When you say they’re able to think a little less cyclically, what do you mean by that? So, for example, one of the things you hear shockingly often when you talk to venture capitalists is that they are really focused on only investing in SaaS [or software-as-a-service] technology companies, right? Which is like — that’s everyone. That covers lots of verticals and lots of technology. Then, when the overall market pulls back, they’re pulling back also because they’re not looking really specifically at what segments are strong. Cyber, for example, has done well through this period, right? That’s because people who really specialize in cyber are looking at the bigger picture and where cyber is going. They’re willing to invest even when the overall venture capital market is slowing because they feel very confident about cyber. So that same idea applied to restaurant technology. Ten Coves [Capital], the lead for our round, understands restaurant technology deeply.
What opportunities do you see in your industry right now? Restaurants obviously have had an amazingly crazy two years, right? One of the things that is critical is that we help them with a lot of those core issues around cost management, knowing what your profitability is in near-real time rather than over a longer period. That’s made our software more attractive. And this has driven a lot of growth — 140% [revenue] growth in 2021, about 100% growth in 2022. And we think that’s going to continue because the market dynamics really are driving it.
Are you looking to offer your platform internationally at some point? We are actually going to be launching formally in Canada in January. That’s going to be our French version of the software so that we can support Quebec and Canadian accounting systems, Canadian taxes, basically all of the back-office stuff specific to them.
Tell me more about that. One of our biggest partners is Gordon Food [Service], which is the fourth-largest food vendor in the United States, but they’re actually the largest food vendor in Canada.

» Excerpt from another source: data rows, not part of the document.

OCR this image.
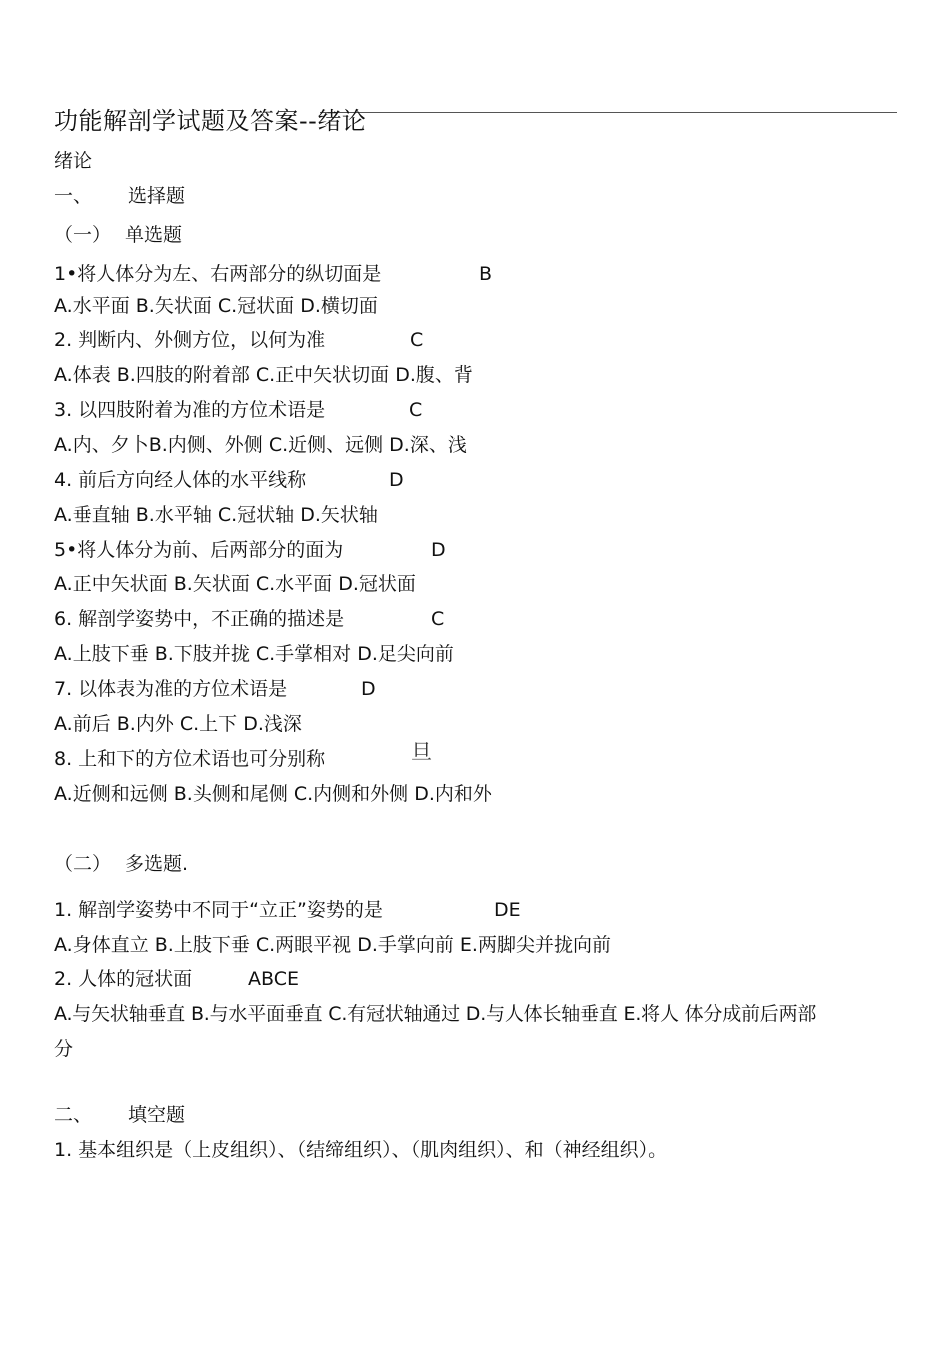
功能解剖学试题及答案--绪论
绪论
一、 选择题
（一） 单选题
1•将人体分为左、右两部分的纵切面是	B
A.水平面 B.矢状面 C.冠状面 D.横切面
2. 判断内、外侧方位，以何为准	C
A.体表 B.四肢的附着部 C.正中矢状切面 D.腹、背
3. 以四肢附着为准的方位术语是	C
A.内、夕卜B.内侧、外侧 C.近侧、远侧 D.深、浅
4. 前后方向经人体的水平线称	D
A.垂直轴 B.水平轴 C.冠状轴 D.矢状轴
5•将人体分为前、后两部分的面为	D
A.正中矢状面 B.矢状面 C.水平面 D.冠状面
6. 解剖学姿势中，不正确的描述是	C
A.上肢下垂 B.下肢并拢 C.手掌相对 D.足尖向前
7. 以体表为准的方位术语是	D
A.前后 B.内外 C.上下 D.浅深
8. 上和下的方位术语也可分别称	旦
A.近侧和远侧 B.头侧和尾侧 C.内侧和外侧 D.内和外
（二） 多选题.
1. 解剖学姿势中不同于“立正”姿势的是	DE
A.身体直立 B.上肢下垂 C.两眼平视 D.手掌向前 E.两脚尖并拢向前
2. 人体的冠状面	ABCE
A.与矢状轴垂直 B.与水平面垂直 C.有冠状轴通过 D.与人体长轴垂直 E.将人 体分成前后两部
分
二、 填空题
1. 基本组织是（上皮组织）、（结缔组织）、（肌肉组织）、和（神经组织）。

When we agreed to the partnership together early this year, we agreed that they needed support in Canada, in addition to the United States. Canada has some really specific needs as far as the restaurant back-office stuff. Again, I mentioned the taxes are different and invoices are French, and accounting systems are different, point of sale systems are different. So this year, we’ve been hard at work on building out that Canadian version, and that will launch beginning of the year. The nice thing is, if you’ve been around the software world, you know the first internationalization project is the hard one.